Eyes Up

“Eyes up!”  It’s one of the simplest, most effective, and multi-purpose cues that I can give someone as a coach in a larger group class when I need to make a quick correction.

If someone starts losing focus on their midline stability in a deadlift, “Eyes up!” can set in motion a chain of self-corrections starting with looking straight ahead instead of at the floor.

If someone is missing the rhythm of butterfly pull-ups because they are pulling their chin to the bar instead of past it, “Eyes up!” can remind them to keep their gaze up beyond the bar and then glide through to the proper arch position at the bottom.

And if someone is feeling sorry for themselves during a long, arduous workout, feeling alone in their misery, “Eyes up!” can re-enlighten them to the fact that there are others who have also taken on this tough task.  They have teammates to support them on this mission, and teammates that need their support too.

The opposite of “Eyes up” in this case might be “Eyes in”, as in “inside”.  And when we focus our mental energy on feeling what is happening to us, how our body is hurting and doesn’t seem to be performing as well as it did when we started, this dwelling on negative thoughts can stir up negative emotions.
Emotions like anger – “why the hell are we doing this?? This is so stupid!!”
Like doubt and shame – “I’m never going to finish this, and it’s going to be so embarrassing!”
It might even cause us to do things that would break trust with our teammates – “I bet no one would notice if I just skipped some reps here so I can keep up…”

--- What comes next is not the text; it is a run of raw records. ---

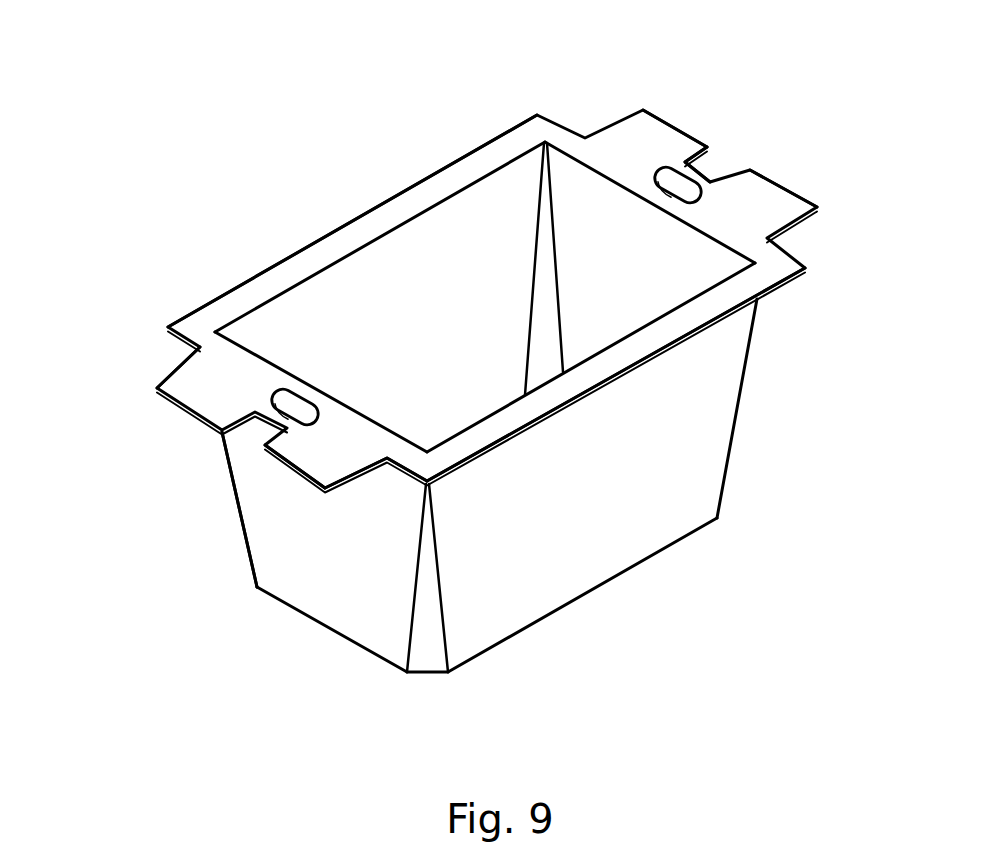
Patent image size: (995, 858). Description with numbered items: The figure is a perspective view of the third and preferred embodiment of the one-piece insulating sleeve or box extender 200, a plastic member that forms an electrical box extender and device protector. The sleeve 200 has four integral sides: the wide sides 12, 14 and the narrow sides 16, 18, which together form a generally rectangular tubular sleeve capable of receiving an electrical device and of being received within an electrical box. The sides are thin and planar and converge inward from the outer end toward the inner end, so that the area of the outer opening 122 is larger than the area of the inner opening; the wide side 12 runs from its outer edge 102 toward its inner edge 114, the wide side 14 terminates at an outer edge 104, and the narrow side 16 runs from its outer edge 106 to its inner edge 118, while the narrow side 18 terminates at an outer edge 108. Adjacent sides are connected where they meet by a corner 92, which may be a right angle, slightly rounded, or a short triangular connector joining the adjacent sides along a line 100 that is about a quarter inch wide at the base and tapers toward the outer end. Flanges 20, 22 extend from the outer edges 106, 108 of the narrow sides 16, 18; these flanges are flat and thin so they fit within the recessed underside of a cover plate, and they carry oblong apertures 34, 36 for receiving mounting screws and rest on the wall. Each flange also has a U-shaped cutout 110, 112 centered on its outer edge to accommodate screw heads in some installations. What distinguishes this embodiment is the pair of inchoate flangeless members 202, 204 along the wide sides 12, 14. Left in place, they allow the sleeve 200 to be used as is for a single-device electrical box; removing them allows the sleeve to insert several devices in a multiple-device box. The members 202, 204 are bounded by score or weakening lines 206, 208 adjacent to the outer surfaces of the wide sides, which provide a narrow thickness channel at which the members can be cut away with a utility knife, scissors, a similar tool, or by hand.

The sleeve or box extender 200 is at (310, 97).
The wide side 12 is at (579, 477).
The wide side 14 is at (485, 285).
The narrow side 16 is at (289, 542).
The narrow side 18 is at (632, 257).
The flange 20 is at (319, 478).
The flange 22 is at (735, 229).
The aperture 34 is at (290, 395).
The aperture 36 is at (678, 190).
The corner 92 is at (528, 371).
The line 100 is at (533, 264).
The outer edge 102 is at (590, 358).
The outer edge 104 is at (358, 245).
The outer edge 106 is at (245, 355).
The outer edge 108 is at (597, 175).
The U-shaped cutout 110 is at (252, 430).
The U-shaped cutout 112 is at (708, 163).
The inner edge 114 is at (583, 597).
The inner edge 118 is at (332, 630).
The outer opening 122 is at (442, 264).
The inchoate flangeless member 202 is at (690, 317).
The inchoate flangeless member 204 is at (272, 283).
The score or weakening line 206 is at (400, 472).
The score or weakening line 208 is at (185, 347).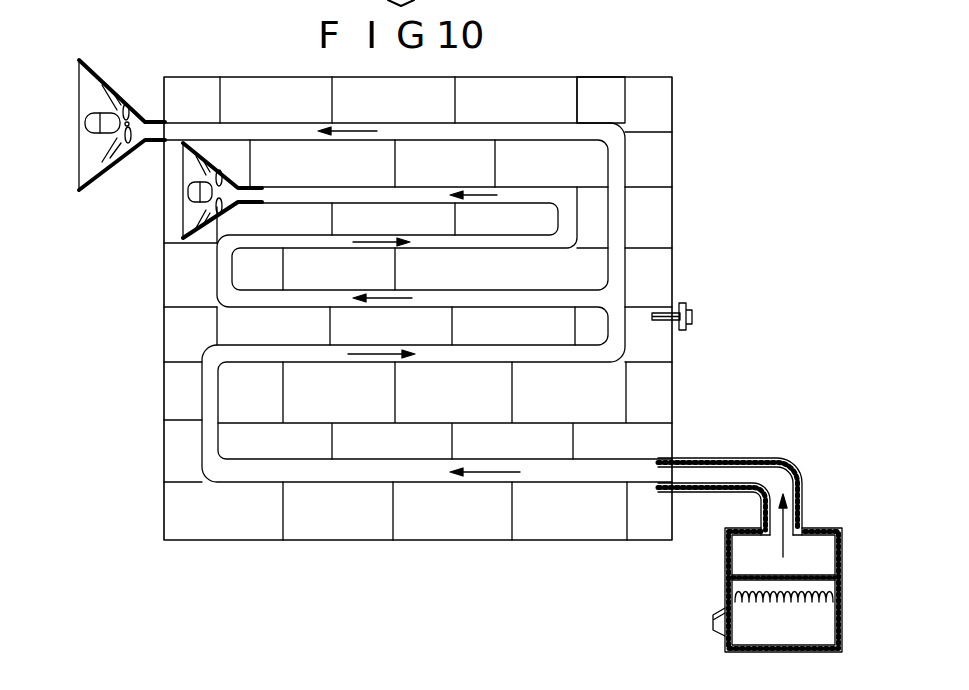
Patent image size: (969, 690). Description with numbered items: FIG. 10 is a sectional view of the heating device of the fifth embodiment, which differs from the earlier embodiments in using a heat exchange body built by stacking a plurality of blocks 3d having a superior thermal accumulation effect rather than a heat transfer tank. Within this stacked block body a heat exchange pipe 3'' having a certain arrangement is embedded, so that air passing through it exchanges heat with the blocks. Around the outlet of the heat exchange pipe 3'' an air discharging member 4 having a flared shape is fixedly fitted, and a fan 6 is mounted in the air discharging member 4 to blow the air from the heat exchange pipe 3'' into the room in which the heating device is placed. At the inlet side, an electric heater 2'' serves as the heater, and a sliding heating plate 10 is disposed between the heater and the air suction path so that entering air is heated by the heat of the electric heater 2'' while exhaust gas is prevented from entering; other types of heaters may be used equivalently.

The electric heater 2'' is at (799, 326).
The heat exchange pipe 3'' is at (466, 308).
The block 3d is at (663, 116).
The air discharging member 4 is at (108, 161).
The fan 6 is at (80, 123).
The heating plate 10 is at (748, 573).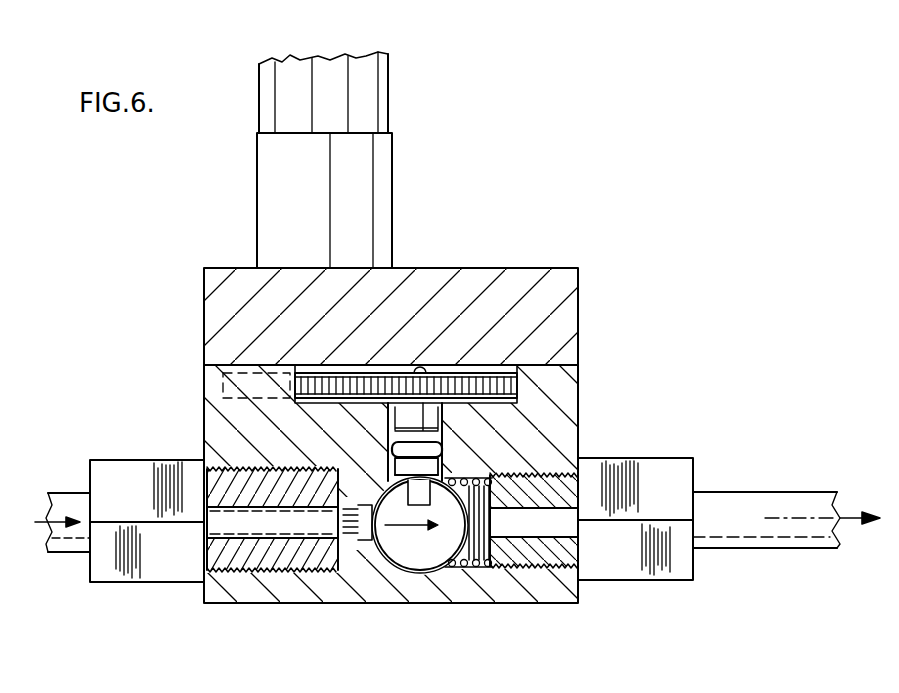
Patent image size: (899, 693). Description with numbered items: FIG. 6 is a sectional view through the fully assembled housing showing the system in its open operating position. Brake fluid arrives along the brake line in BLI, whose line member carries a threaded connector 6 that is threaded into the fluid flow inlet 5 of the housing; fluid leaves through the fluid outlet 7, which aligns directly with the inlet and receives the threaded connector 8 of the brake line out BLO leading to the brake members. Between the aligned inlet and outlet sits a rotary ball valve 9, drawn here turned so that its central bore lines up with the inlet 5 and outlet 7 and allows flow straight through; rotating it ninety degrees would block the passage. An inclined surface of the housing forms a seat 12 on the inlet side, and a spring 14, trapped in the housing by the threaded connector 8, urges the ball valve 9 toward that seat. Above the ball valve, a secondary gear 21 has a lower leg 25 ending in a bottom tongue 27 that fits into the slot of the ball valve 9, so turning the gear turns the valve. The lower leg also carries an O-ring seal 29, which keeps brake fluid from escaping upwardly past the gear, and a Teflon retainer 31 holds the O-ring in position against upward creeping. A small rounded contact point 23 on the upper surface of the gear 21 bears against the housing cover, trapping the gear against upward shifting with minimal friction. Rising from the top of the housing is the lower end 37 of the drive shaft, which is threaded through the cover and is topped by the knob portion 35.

The fluid flow inlet 5 is at (273, 528).
The threaded connector 6 is at (145, 470).
The fluid outlet 7 is at (541, 525).
The threaded connector 8 is at (688, 478).
The rotary ball valve 9 is at (410, 545).
The seat 12 is at (372, 503).
The spring 14 is at (472, 570).
The secondary gear 21 is at (467, 400).
The rounded contact point 23 is at (420, 365).
The lower leg 25 is at (455, 461).
The bottom tongue 27 is at (432, 469).
The O-ring seal 29 is at (448, 443).
The Teflon retainer 31 is at (446, 428).
The knob 35 is at (391, 89).
The lower end of the shaft 37 is at (392, 202).
The brake line in BLI is at (62, 553).
The brake line out BLO is at (750, 538).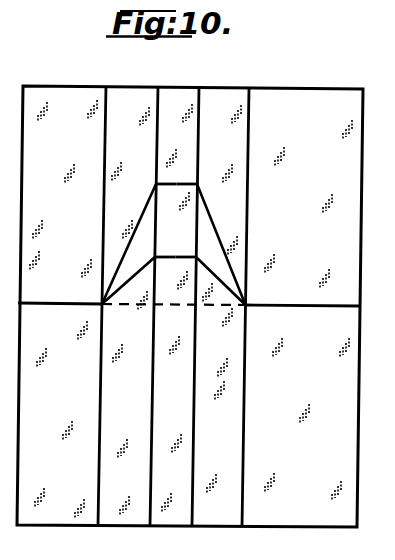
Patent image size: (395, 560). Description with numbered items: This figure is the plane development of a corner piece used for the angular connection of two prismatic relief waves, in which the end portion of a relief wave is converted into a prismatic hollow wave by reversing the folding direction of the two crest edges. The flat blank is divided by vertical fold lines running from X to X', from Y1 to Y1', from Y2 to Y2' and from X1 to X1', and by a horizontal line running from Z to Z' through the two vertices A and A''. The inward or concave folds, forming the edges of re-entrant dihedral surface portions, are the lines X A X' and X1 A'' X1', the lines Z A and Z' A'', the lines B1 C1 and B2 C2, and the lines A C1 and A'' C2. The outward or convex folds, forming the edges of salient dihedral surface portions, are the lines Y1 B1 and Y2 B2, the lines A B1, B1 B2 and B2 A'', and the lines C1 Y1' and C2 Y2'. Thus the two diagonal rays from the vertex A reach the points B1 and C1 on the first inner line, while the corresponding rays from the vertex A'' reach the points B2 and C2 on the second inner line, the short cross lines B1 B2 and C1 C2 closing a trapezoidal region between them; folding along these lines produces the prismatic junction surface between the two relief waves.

The fold line end point X is at (109, 181).
The fold line end point X' is at (103, 431).
The fold line end point Y1 is at (163, 181).
The fold line end point Y1' is at (156, 432).
The fold line end point Y2 is at (206, 181).
The fold line end point Y2' is at (198, 432).
The fold line end point X1 is at (259, 181).
The fold line end point X1' is at (249, 432).
The fold line end point Z is at (60, 288).
The fold line end point Z' is at (303, 292).
The fold vertex A is at (164, 244).
The fold vertex A'' is at (237, 245).
The fold vertex B1 is at (152, 179).
The fold vertex B2 is at (204, 179).
The fold vertex C1 is at (154, 252).
The fold vertex C2 is at (201, 252).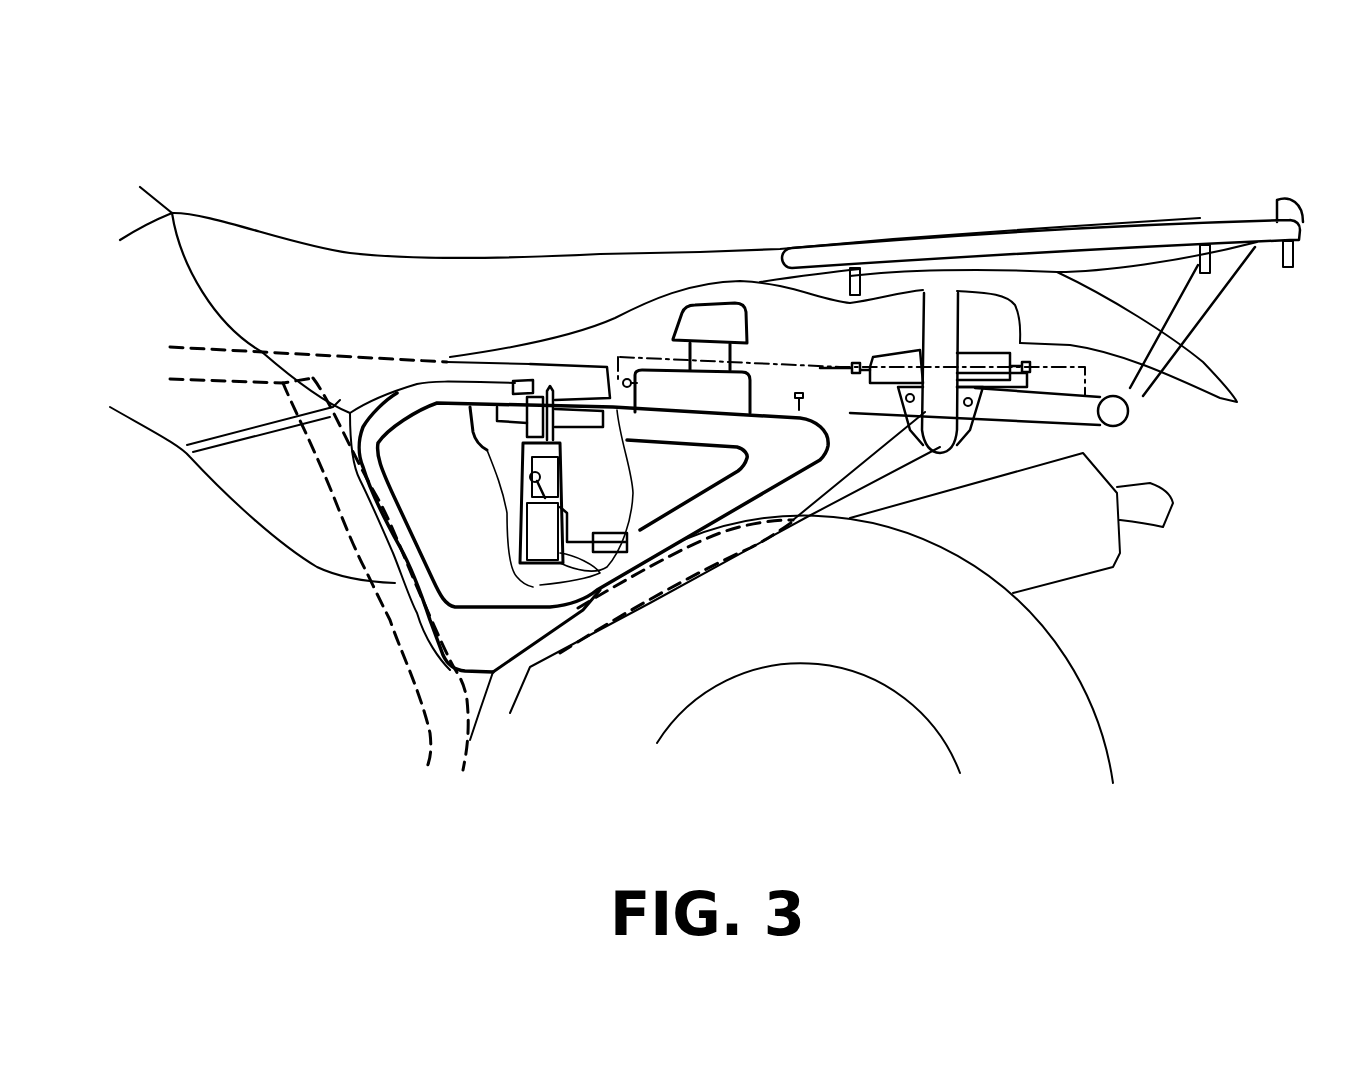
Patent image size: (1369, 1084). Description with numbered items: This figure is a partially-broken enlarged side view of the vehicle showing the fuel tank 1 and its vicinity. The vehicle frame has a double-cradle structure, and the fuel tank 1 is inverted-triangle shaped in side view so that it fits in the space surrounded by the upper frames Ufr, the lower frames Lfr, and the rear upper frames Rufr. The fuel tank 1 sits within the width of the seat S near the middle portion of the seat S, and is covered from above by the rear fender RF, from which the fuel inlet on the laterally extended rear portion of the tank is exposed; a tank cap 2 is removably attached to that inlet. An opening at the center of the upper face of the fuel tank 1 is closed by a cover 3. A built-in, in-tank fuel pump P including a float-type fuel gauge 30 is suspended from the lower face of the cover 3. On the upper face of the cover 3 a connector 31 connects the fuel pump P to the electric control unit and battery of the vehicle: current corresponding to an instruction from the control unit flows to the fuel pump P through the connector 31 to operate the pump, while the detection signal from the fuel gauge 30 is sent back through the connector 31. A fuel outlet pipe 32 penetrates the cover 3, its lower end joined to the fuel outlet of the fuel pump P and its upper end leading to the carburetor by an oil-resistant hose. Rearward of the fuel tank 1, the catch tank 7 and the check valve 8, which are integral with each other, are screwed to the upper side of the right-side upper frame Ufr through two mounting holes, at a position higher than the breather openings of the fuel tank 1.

The fuel tank 1 is at (507, 590).
The tank cap 2 is at (715, 310).
The cover 3 is at (580, 415).
The catch tank 7 is at (887, 350).
The check valve 8 is at (988, 353).
The fuel gauge 30 is at (522, 499).
The connector 31 is at (517, 381).
The fuel outlet pipe 32 is at (547, 387).
The seat S is at (543, 267).
The fuel pump P is at (540, 553).
The rear fender RF is at (1203, 366).
The upper frame Ufr is at (383, 366).
The lower frame Lfr is at (395, 640).
The rear upper frame Rufr is at (690, 567).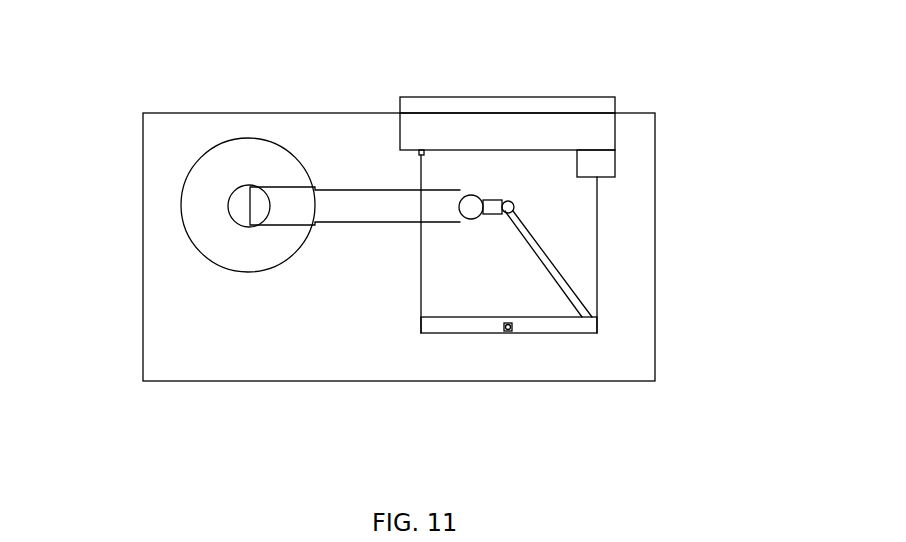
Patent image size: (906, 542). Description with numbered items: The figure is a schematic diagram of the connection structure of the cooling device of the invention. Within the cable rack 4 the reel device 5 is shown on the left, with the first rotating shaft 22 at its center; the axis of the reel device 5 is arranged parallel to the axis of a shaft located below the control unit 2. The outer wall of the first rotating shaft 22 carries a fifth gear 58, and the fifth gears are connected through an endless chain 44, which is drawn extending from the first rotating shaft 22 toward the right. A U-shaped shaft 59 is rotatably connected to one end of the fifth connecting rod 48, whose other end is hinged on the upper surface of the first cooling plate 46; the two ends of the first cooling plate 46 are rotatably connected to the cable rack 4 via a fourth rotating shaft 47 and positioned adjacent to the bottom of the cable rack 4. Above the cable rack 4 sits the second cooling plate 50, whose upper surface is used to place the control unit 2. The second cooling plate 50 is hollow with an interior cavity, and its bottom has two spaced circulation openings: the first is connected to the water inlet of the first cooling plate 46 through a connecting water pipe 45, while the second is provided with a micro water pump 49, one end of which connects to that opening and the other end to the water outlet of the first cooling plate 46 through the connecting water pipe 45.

Focusing on ourselves, and feeling sorry for ourselves, which creates negative mental and emotional energy, can then drain our physical energy further.  If we believe that we are not doing well, and keep reinforcing that belief with negative mental chatter, that will become our reality.

Luckily, the opposite is true!  I learned long ago through extremely difficult team training that if you take your focus off of yourself, and use the mantra “Eyes up!” to instead focus on your teammates, your mental disposition can change immediately.  It’s very hard to have a negative mindset when you’re encouraging someone else.  You’re being positive FOR THEM, and it changes your emotional outlook as well.
“We’ve got this, guys!” – this breeds hope.
“You’re crushing it, keep it up!” – if you really mean it, you’re showing pride in your teammate.
“Stay with me, let’s do the next 20 reps together.” – you are leading by example.

And guess what – just as sinking your focus into your physical pain can drive your emotional state into a dark place, feeling a sense of pride and encouragement and positive leadership can also upgrade your physical capacity.
“Sure, I’m hurting, but it doesn’t matter, I’m going to keep going so that they keep going too.”  You will not be in such a stressed out state, and your body will follow suit – it will do what you tell it to do, versus the other way around.

Tomorrow on Veterans Day, we take on a tough task with CHAD1000X.  But even if you’re doing it in your garage, by yourself, you’re not alone.  Thousands are doing it with you, and they’re supporting you.  They’re proud of you for stepping up to the challenge.  But they need your support too.  “Eyes up!”